ヴィスタリア帝国の花嫁Ⅱ 〜婚約破棄された小国の公爵令嬢は帝国の皇子に溺愛される〜

38.不義の噂


 ◇◇◇


「――何? 宿泊者名簿を出せないだと? ホテル側がそう言ったのか?」
「はい。正式な手続きを踏まない限り、宿泊客の情報は教えられないと」
「なら、例のペイジボーイは」
「門兵に当たらせておりますが、顔を覚えていない上、あの規模のホテルですので……」
「……すぐには見つからん、か」
「申し訳ございません。私はこれから学院に出向き、シオンの部屋に手掛かりが残されていないか探って参ります」
「ああ、頼む」


 翌朝、エメラルド宮内、執務室のデスクにて、セドリックから進捗報告を受けたアレクシスは、大きく溜め息をついた。


 
 アレクシスとセドリックは一晩の間に、手紙を届けにきたペイジボーイの務めるホテルを割り出していた。
 手紙を受け取った門兵が、ボーイの制服の特徴を覚えていたためだ。

 貴族の屋敷に務めるペイジボーイのお仕着せは一般的に黒色だが、手紙を持ってきたボーイの服は濃紺。
 さらに、襟や袖口にブルーのストライプが入っていたという証言から、帝国ホテルの制服だろうと当たりをつけた。

 その情報と、図書館司書の、
『エリスと思われる女性が倒れ、連れの男と休憩室に入ったが、何か騒がしいなと駆け付けたとき、部屋はもぬけの殻だった』
 との証言や、学院からの
『シオンは昨夜から部屋に戻っていない』
 という連絡をもとに、エリスはシオンと共に帝国ホテルに滞在している可能性が高いと判断したのである。

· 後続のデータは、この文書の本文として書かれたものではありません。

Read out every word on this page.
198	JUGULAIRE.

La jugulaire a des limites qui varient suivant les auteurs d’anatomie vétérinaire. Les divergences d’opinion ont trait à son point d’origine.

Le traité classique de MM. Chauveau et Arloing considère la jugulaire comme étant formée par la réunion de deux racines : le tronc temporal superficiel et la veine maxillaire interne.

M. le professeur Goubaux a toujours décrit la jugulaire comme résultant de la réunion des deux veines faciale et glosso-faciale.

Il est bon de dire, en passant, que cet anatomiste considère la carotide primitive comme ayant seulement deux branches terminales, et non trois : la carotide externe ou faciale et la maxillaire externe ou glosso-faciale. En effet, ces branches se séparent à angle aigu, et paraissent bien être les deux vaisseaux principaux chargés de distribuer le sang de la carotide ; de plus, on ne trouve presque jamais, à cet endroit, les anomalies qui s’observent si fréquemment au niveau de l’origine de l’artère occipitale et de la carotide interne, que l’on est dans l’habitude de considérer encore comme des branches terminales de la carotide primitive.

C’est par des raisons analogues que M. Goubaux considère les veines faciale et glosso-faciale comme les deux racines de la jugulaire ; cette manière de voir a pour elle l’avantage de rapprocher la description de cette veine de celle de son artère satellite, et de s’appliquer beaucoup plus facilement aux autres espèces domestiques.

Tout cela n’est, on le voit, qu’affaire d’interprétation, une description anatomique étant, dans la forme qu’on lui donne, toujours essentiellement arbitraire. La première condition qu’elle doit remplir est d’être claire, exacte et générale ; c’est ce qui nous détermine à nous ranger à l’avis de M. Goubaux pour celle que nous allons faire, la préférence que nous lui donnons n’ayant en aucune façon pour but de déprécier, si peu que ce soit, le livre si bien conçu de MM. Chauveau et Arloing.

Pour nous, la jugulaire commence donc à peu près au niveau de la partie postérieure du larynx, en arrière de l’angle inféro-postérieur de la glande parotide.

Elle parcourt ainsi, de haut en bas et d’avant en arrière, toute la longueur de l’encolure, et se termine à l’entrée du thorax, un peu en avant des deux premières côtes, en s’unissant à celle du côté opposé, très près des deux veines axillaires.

 とは言え二人は、エリスとシオンが帝国ホテルにいるであろうことを、にわかには信じられなかった。

 なぜなら、帝国ホテルは帝国内で最も格式高い会員制のホテルだからだ。

 宿泊施設というよりは社交場の側面が強いホテルであり、身分の保証された王侯貴族でなければ、泊まるどころか施設内への立ち入りも許されない。

 泊まれる部屋やフロアについても、階級によって厳格に区別されており、皇子妃であるエリスならともかく、帝国内で何の身分も保証されていないシオンが泊まれるようなホテルではないのだ。